George Orwell Essay, Research Paper
Biography Report In any writer’s life, there are many important people who can affect the writer’s work. In George Orwell the Political Pen, By Keith Ferrell, the headmaster of St. Cyprian and his wife, Mr. and Mrs. Vaughan Wilkes influenced Orwell’s works. The British author George Orwell, pen name for Eric Blair, was born in 1903 in the Indian Village Motihari. At the young age of eight, Eric Blair was packed off to boarding school at St. Cyprian’s where he was an outsider. He was one of the very few scholarship students among wealthy children of upper class. Blair learned quickly enough, under the unwavering guidance of Mr. and Mrs. Vaughan Wilkes, St. Cyprian’s had developed a regimen for the boys designed to strengthen their characters, to instill in them the harsh discipline they would impose on them. The school master and his wife used kicks and caresses to keep the boys in line. Mrs. Wilkes dominated school life far more than did her husband. She was constantly on patrol, walking up and down the halls in search of boys transgressing the school’s strict rules. Those boys would be penalized severely. St. Cyprian instilled maturity in its students, and the students were expected to display maturity from the day they arrived. Anything less was a denial of their class and responsibilities. There was also a feeling at St. Cyprian’s that the boys’ mail was closely scrutinized by Mrs. Wilkes, and that comments which reflected poorly upon the school would not only be censored, but would also bring down punishment on the letter writer.
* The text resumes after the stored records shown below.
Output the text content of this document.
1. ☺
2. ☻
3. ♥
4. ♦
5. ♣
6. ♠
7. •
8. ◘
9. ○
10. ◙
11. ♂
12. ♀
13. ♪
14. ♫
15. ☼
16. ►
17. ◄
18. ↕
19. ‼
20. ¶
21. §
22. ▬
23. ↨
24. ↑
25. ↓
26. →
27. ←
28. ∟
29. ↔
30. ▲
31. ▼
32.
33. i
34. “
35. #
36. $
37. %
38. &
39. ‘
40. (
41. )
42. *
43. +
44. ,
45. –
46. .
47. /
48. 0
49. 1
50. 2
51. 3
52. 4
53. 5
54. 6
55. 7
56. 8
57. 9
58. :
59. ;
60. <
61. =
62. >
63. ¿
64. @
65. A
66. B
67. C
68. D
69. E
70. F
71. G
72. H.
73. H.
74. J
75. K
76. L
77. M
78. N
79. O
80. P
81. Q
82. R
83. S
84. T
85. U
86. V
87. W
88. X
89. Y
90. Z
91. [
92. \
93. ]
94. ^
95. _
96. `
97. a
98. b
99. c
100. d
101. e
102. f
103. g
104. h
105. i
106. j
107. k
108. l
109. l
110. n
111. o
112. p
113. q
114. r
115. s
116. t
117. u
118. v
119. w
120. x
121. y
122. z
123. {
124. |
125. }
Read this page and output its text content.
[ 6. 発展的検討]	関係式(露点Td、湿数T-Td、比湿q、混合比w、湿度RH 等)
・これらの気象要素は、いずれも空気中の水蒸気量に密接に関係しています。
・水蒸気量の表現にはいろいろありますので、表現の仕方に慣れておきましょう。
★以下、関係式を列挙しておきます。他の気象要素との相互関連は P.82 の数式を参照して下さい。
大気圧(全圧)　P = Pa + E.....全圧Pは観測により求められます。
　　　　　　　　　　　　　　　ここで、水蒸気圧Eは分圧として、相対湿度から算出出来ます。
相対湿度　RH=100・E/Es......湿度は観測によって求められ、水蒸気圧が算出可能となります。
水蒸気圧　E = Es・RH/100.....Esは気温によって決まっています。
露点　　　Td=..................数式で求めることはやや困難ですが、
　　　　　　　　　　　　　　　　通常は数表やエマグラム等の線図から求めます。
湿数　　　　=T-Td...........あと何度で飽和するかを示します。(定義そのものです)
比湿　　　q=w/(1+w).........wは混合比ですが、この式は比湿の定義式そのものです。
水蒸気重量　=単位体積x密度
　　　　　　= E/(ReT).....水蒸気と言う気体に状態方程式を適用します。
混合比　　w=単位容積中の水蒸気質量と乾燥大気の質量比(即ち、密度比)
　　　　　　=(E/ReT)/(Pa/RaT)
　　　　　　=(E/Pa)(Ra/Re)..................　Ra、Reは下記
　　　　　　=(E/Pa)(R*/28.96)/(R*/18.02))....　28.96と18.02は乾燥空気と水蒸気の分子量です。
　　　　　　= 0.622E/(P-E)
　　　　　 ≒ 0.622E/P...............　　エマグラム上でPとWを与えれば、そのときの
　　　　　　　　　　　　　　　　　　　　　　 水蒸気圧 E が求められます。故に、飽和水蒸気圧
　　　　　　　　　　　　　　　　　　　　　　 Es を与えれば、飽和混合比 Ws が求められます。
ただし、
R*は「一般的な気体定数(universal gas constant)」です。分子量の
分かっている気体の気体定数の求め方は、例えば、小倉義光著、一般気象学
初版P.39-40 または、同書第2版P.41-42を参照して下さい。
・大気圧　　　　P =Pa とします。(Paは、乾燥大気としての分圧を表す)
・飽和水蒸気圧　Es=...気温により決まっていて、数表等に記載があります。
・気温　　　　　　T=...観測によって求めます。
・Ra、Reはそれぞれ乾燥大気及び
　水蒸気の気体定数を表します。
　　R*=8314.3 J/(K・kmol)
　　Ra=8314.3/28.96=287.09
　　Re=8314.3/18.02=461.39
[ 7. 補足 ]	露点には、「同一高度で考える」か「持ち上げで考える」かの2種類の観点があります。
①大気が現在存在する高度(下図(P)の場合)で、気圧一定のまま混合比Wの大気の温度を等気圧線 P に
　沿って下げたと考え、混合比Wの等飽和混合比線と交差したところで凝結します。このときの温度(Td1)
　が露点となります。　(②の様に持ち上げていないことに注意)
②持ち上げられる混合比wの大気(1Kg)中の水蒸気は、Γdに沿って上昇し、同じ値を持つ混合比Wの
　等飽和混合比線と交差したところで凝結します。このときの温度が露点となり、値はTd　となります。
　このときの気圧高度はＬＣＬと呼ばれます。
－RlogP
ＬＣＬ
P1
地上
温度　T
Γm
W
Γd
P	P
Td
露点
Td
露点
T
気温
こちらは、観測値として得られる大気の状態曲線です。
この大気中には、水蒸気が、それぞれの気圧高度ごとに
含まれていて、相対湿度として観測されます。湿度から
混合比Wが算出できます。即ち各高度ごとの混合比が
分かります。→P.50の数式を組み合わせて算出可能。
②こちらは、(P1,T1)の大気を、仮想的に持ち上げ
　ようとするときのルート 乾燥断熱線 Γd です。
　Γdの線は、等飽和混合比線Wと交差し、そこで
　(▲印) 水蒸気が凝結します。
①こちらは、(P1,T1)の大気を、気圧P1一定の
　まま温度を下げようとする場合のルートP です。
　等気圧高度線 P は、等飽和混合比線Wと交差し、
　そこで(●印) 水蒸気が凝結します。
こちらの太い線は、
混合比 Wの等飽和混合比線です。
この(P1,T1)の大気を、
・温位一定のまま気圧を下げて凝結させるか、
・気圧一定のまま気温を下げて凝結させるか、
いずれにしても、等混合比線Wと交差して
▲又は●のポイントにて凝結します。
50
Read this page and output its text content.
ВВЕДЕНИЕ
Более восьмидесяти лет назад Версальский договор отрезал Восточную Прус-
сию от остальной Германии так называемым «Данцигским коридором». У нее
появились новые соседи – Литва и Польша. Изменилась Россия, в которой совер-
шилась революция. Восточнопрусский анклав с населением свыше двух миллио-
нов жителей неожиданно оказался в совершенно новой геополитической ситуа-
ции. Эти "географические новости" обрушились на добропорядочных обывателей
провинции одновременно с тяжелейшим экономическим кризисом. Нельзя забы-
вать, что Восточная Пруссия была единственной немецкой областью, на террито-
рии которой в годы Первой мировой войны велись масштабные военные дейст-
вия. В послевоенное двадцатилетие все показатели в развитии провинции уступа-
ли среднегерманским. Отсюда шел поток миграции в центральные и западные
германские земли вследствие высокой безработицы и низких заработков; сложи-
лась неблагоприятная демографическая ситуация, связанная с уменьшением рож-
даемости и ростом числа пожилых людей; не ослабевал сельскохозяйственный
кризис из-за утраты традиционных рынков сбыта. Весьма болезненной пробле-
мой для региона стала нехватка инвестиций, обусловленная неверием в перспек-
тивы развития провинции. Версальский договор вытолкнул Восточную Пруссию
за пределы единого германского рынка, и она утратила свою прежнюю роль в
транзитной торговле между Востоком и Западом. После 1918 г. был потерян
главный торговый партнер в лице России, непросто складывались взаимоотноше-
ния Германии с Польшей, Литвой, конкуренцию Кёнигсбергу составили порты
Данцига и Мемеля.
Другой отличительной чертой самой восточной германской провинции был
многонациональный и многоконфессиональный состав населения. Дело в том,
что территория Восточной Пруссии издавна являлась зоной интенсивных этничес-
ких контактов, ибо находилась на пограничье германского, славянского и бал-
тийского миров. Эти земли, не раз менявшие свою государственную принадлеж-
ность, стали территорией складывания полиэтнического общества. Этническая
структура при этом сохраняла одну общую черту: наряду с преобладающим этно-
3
In academic matters, lessons were taught by rote, with memorization rather than understanding. The teachers and administrations were less concerned with whether or not the students actually understood the material than they were with whether or not their charges would be able to give the correct answers on the tests they would face when trying to get into a prestigious public school, as private high schools are known in Britain. Therefore, the students were not taught, but were handed facts to be memorized to pass the entrance exams. Since Eric Blair thrived on true learning, this school was not for him. He could not bear to tell his parents about the school since his parents were struggling so much to pay the tuition. These experiences were George Orwell’s first taste of dictatorship, for he was being helpless under the rule of an absolute power. Orwell transferred these feelings of hatred for unquestioning obedience to authority to Winston Smith, who in Nineteen Eighty Four, finds himself trapped in a harsh totalitarian world where the Party tries to control everything, even thought and emotion. However, unlike Winston Smith, who was defeated by society and his own weaknesses, George Orwell’s life was ended with triumph. In conclusion, Mr. and Mrs. Wilkes put George Orwell through the unique experiences of his school life, which he uses to create the living nightmare in the novel Nineteen Eighty Four.